Love is a full-time job
Loving someone is a full-time job. Yes, I’m calling it a job. Whether you want to admit it or not, loving someone, being in a relationship, maintaining the love, planning surprises, having sex, doing the dishes, dealing with family, being a team – all of it is a great deal of work. If you are blessed and things are going smooth, this work may seem effortless. You might not even notice it; it will be second nature. But it is work. The sooner we accept it as a neutral reality of love and stop looking at it as a negative reality, we will be able to deal with the problems that can sometimes arise in it. I am not calling it a chore, though it can sometimes feel like it, just work. We all have jobs, and we all do them, mostly without complaining. It is the necessity.
What happens, however, is when the partnership/team isn’t in sync, this loving someone business becomes negatively effortful.
Witnesses to each other’s lives
At the end of the day, the entire ritual of being a couple is only worth it when you both feel the love for each other. If that’s missing, the ritual starts becoming futile and the relationship starts to die. Sometimes it’s the beginning of the end, and sometimes it is the warning which when heeded revives a relationship.
After all, we fall in love with each other, and become tied together in a variety of social contracts, not only to procreate but also for companionship and many other things. We want witnesses for our lives. We want to be seen and heard, and partners do that for each other. We notice each other’s lives in a whirlwind of lives. There are billions of us and our lives could get lost in that chaos, but the fact that our partner notices our lives, records it, lives it with us makes the whole thing worthwhile.
Related reading: When my loving husband stood by me in a dirty hospital
Breaking the unspoken vow
What happens then when our partners take away that witnessing?

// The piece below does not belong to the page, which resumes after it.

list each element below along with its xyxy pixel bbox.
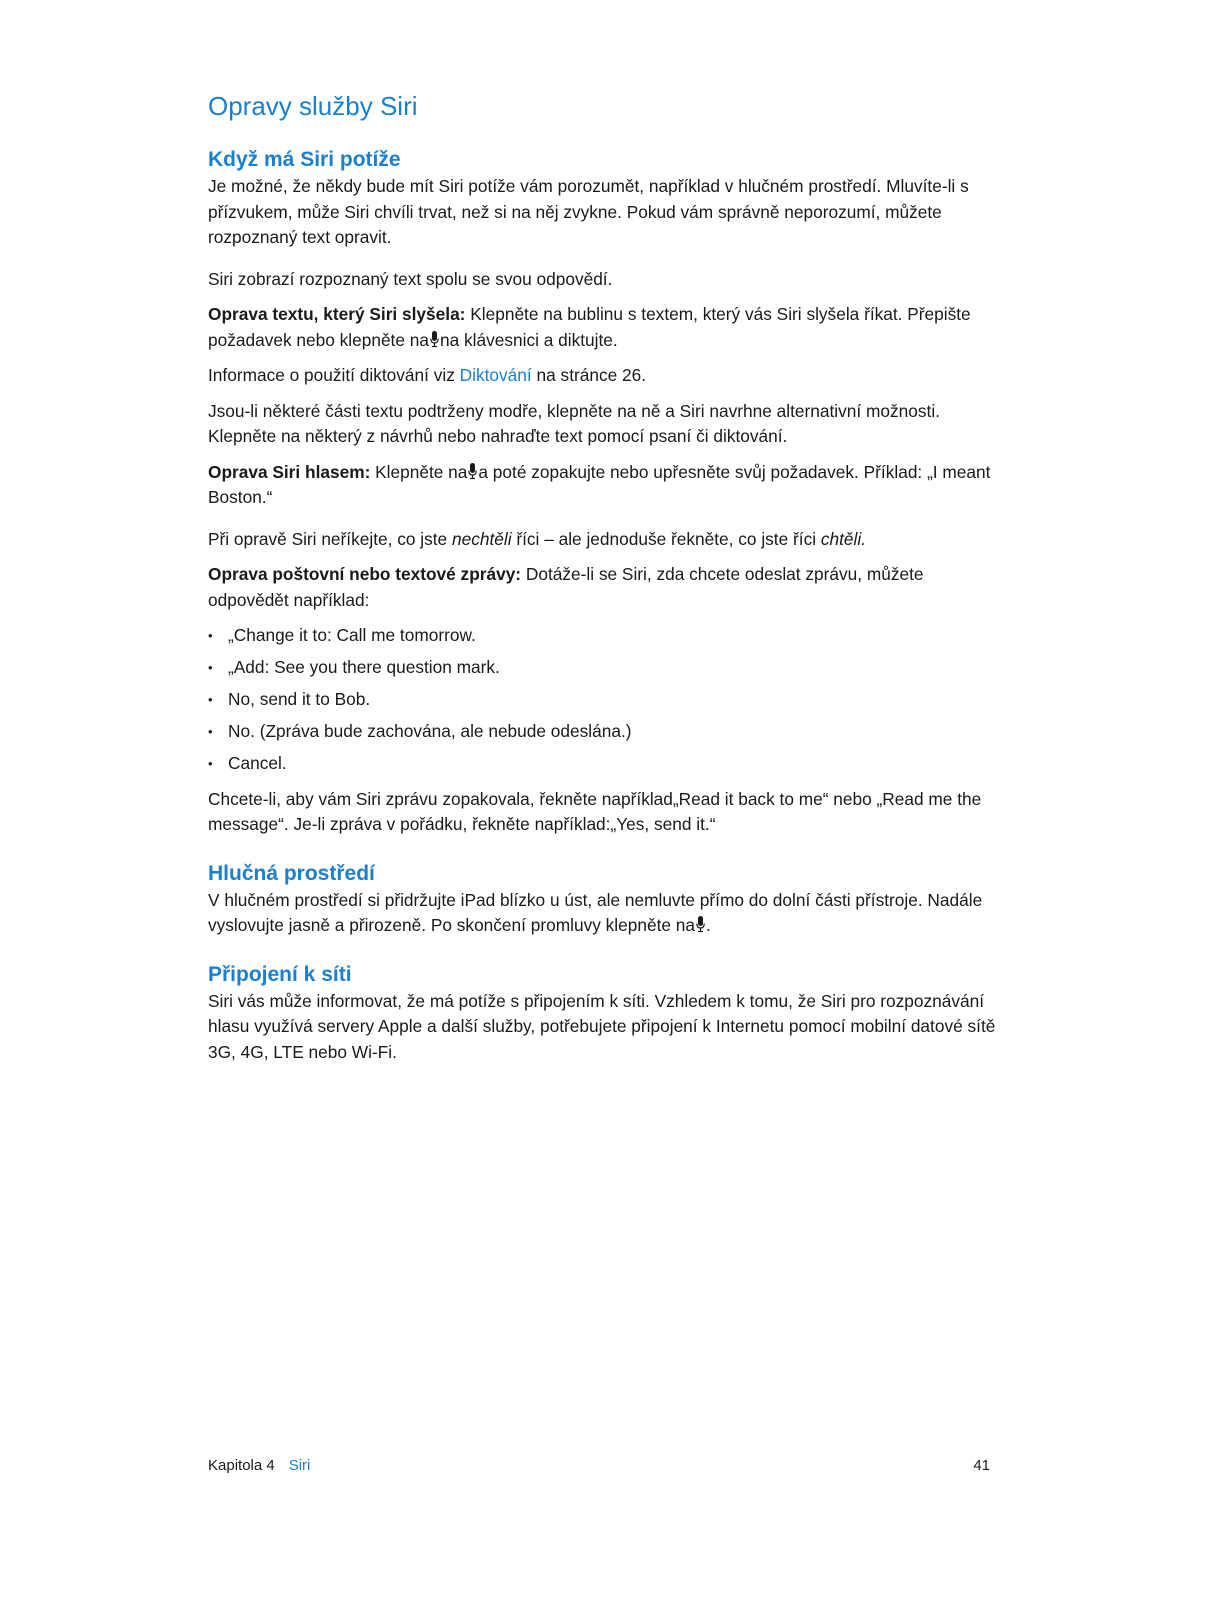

When a relationship starts to fizzle out, people tend to look away from their partners. Their attention goes to different things, and the other person starts to feel ignored. This, of course, isn’t a conscious process every time, but even the unconscious turning away can be severely hurtful in a relationship. Paying attention to each other is the unspoken vow that couples take when they get together. No one falls in love because they find the other person boring. Falling in love makes people find their partners interesting, even if others think they are boring. I’m not suggesting that our partners are our sources of entertainment, but they better be interesting if we are going to spend our lives with them.
It cuts deeper than we might see
Which is exactly why a partner ignoring you can hurt so much, to a degree where people get depressed and even think about ending their lives. Not only because their lovers stop noticing them, but because that lack of noticing erodes meaning out of their lives. When the person you care most about, the one who’s your sunshine and starlight, stops finding you interesting, it can make you question your existence.
You see, some people love with their heart and soul, they hold nothing back and leave all their cards on the table. For them, this gamble is worth the reward. The ends justify the means. They don’t hold back, because for them loving someone that way feels inauthentic. Whether you love this way or not, when the other person takes their love away after giving it for some time, it produces a void. This void can be painful and grappling with it isn’t easy. People feel like they’ve lost a limb, they are in physical pain and they can get clinically depressed in such a situation.
The stigma harms further
This becomes even more problematic when we take into account that our society stigmatises mental illness and discussing our emotions is considered a frivolous act. For a society that laps up Bollywood melodramas, we sure are tight-lipped and judgemental about our own emotions.
Dialogues for a better future
What we need to realise is that there’s a sense of being left behind that people can feel in such situations. Free and open dialogue needs to become a regular activity. We need to educate ourselves about mental health. We also need to talk more about the evolving forms of marriage and romantic relationships. Unless we talk about things, we will be ignoring the epidemic of mental illnesses that occur in a relationship.
We teach our kids a lot about the rivers of our land, the politics of our people, the languages of our ancestors but we fail to equip them in matters of the heart. We don’t teach them about consent, we don’t talk about the way love works. We just send them off to figure out love on their own. While every love experience is unique and subjective, there are basic rules of the game that we can share with each other. Depressed people and their clueless partners are just a symptom of a faulty system. We need to teach people how to communicate so that they keep witnessing each other. If love is what makes the world go round, clear communication is what keeps love going around and we need more of that.